This time of year, many of my pals turn to The Monster Squad as the go-to monster movie for kids. I’ll admit, I didn’t see that one until my adulthood. (I don’t know how this happened. Maybe I was too obsessed with The Goonies to really absorb the awesomeness of all those monsters. Maybe I just missed it because I was too busy collecting Garbage Pail Kids and playing She-Ra.) I am, however, a fan of any movie that incorporates a plot led by kid protagonists that also has an adult twist. (And by adult twist, I mean that the kids curse and act simultaneously mature and immature.)
Little Monsters fills that hole well. In 1989, Fred Savage was having quite a year. (And since I was in looooove with him, I was, too.) His show, The Wonder Years, was well on its way, and The Wizard was also released. (If you recall nothing else about that movie, you’ll remember the Nintendo Power Glove and Jenny Lewis, who grew up to be in Rilo Kiley and the coolest indie music chick ever.) For a movie that doesn’t really get a lot of love, Little Monsters has a decent cast: Fred Savage, his brother Ben (the Boy before he met the World), Howie Mandel, Frank Whaley, Daniel Stern (the narrator of The Wonder Years, among other things), Devin Ratray (Butch from Home Alone), and Rick Ducommun (one of the best “hey, it’s that guy” guys, known mainly for playing Art in The ‘Burbs). The girl in the movie, Amber Barretto, is most recognizable by me as one of the most prominent child models in ads that appeared in magazines like Barbie.
I loved this movie when I saw it as a kid. I even ordered the novelization out of the Weekly Reader. That’s how much I liked it–I asked my parents to give me money not only to see the movie, but also to spend on the novelization. I wish I still had that book, mainly because I’ve never seen it again. I mean, you don’t see a lot of novelizations anyway, sometimes, but one of Little Monsters has to be pretty random to find.

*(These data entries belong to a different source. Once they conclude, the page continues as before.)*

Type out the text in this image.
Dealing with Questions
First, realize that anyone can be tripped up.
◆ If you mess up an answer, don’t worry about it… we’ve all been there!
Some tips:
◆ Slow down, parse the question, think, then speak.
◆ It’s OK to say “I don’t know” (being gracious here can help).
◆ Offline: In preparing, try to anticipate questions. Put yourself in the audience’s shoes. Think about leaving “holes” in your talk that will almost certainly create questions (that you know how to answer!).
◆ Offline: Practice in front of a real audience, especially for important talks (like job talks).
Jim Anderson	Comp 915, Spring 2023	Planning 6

So if you’ve never seen it (which you can totally remedy on YouTube, by the way), the story centers around Brian Stevenson (Fred Savage) and his family, who have moved into a new house. His brother (Ben) is afraid of a monster under his bed, so Brian offers to sleep in his room to prove there’s no monster. Of course, there totally is, and his name is Maurice (Mandel). Maurice convinces Brian to accompany him to the monsters’ world, and Brian discovers that it’s a world of junk food, foul language, and destructive (but fun) mayhem. The more time Brian spends with Maurice, he realizes that the monsters cause mischief that gets kids in trouble. Not only that, but there are some not-so-cool adult monsters who want new recruits. And of course, this leads to an adventure for the kids.
It’s a typical kids’ movie of the era, in that it’s grouchy adults with real-world problems against kids who have their own problems that are just as important. It’s gross, it’s fun, and it’s a good addition to your Halloween viewing.
So how about it, gentle readers? Have you seen Little Monsters? Is it a movie you’ve revisited since 1989?